Trabalhe! - Capítulo 45
Dia 3
10:16
Me troco, pretendo ir tomar um café de manhã com Lê. Oficialmente, faltarei no trabalho hoje para ter uma reunião.
— Vamos? — Quem me chama é a Susi. Obviamente, contei sobre o que farei hoje, até porque preciso dela para poder faltar no trabalho. Além do mais, esconder coisas dela é inútil.
— Ola. — Logo já estou cumprimentando meu velho amigo. Claro, ele olhou com dúvida e perguntou sobre eu estar acompanhando.
— Sou a dona… digo, namorada dele. — E a Susi se apresenta assim. Me pergunto se foi a melhor ideia do mundo trazer ela junto… mas bola pra frente, não tem o que fazer agora.
Meio surpreso pela apresentação, Felipe ainda a cumprimenta com um “oi”. Tem as apresentações e todo esse bla bla bla e finalmente nos sentamos para comer.
O local escolhido foi um café, porque tem comida boa, principalmente para uma manhã fria como a de hoje. Sim, tenho que dizer que é um bom lugar, ambiente aconchegante, estilo rústico e… será que eu consigo pagar?
Nos sentamos, pedimos bebidas e… — Apenas confirmando, todos aqui tem bastante tempo livre, certo? — Susi é a primeira a falar.
— Tenho quanto você me deixar ter, haha! — respondo.
— Hoje vai ser um dia para não fazer nada, tô de boa, tenho o tempo que for necessário.
Depois da pergunta inesperada, Susi não toma a frente de primeira, ela parece saber exatamente o que quer dizer, mesmo assim não consegue falar. Isso dura apenas 15 segundos, até que ela cansa de esperar.
— Nesse caso, Iky, — ela olha para mim seriamente. — por que não começa nos contando o que nós dois não sabemos.
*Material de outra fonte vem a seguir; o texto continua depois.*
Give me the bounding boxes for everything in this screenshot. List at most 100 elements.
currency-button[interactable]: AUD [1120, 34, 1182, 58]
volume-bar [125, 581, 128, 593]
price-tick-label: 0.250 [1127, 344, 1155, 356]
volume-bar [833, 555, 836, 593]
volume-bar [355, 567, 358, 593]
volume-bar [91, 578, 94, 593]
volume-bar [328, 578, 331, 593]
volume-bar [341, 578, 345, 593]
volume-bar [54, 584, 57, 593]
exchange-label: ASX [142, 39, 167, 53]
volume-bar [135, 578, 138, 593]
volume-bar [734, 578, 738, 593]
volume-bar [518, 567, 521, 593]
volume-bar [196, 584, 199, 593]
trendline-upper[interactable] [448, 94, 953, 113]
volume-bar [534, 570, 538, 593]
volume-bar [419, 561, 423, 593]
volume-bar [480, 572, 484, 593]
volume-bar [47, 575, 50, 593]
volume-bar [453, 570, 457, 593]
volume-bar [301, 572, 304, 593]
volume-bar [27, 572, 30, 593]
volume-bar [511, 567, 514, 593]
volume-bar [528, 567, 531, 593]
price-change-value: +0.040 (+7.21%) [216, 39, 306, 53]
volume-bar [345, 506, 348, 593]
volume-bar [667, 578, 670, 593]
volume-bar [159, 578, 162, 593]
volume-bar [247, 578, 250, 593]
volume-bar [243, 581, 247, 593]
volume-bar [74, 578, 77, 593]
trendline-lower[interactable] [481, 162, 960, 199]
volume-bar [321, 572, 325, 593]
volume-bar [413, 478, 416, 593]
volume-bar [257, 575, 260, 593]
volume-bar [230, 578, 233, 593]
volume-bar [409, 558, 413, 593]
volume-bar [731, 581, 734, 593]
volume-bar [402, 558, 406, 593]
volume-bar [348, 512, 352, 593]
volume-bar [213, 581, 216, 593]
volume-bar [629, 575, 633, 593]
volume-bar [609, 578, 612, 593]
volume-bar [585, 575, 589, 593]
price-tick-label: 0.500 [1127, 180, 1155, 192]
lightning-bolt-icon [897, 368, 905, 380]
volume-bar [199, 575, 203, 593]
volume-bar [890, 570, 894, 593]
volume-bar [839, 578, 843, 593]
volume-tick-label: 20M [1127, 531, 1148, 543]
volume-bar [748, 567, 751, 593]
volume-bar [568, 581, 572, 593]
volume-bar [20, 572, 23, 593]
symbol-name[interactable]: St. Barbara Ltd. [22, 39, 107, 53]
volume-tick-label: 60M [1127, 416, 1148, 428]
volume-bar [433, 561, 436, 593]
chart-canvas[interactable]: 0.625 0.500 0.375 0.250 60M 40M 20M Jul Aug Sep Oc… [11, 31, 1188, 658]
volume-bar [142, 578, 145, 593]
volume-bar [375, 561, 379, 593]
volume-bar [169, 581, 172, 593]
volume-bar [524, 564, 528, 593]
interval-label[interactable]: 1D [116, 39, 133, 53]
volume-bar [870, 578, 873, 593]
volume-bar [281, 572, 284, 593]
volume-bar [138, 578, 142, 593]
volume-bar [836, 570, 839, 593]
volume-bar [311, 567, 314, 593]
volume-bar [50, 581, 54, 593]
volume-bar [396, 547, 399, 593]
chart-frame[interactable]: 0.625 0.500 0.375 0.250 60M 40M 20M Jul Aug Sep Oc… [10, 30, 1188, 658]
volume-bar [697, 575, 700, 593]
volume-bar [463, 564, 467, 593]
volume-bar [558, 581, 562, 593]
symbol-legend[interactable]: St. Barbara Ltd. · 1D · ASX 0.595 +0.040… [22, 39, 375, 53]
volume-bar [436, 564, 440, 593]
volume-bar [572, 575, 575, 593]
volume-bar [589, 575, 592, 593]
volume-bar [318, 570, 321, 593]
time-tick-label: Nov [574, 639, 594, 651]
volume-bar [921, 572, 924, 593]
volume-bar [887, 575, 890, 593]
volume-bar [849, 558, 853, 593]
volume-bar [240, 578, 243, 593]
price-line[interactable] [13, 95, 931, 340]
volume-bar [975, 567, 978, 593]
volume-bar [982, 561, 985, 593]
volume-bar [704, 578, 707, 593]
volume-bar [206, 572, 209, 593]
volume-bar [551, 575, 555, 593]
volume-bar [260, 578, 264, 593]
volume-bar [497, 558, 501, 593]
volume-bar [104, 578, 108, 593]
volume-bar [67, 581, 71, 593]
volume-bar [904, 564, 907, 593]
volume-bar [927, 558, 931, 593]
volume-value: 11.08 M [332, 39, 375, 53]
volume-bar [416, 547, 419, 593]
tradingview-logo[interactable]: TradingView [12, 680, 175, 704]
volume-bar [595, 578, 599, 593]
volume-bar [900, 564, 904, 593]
— Êh… — Mesmo já esperando essa pergunta, ainda parece impactante; quando ouço, sinto um arrepio.
Felipe ri um pouco. — Entendo, imagino que você tenha sido a causa da mudança dele, fico feliz.
Então ele ficou preocupado comigo depois de tudo, de certa forma uma sensação de calor me enche, ao ponto que me sinto confortável para falar.
— Fico feliz de ter conhecido vocês. — Ai acabo dizendo algo vergonhoso, porra! Agora eu não quero nem olhar para a cara deles, preferia apenas sumir daqui… ahan! Respira, não posso mostrar a vergonha, seria pior.
O silêncio desconfortável vai se formando…
— Seu pedido. — Obrigado garçom elegante! Consigo relaxar um pouco.
Enfim, ele trouxe as bebidas pedidas, para Susi um chocolate quente, já nós dois escolhemos café.
Roda, roda, roda, começo a mexer no café com a colherzinha, olho para o pequeno redemoinho formado por um longo tempo. Merda! Ainda não relaxei direito, porra. Quero saber o pior, Susi está me olhando com uma cara de quem não vai me deixar escapar dessa vez.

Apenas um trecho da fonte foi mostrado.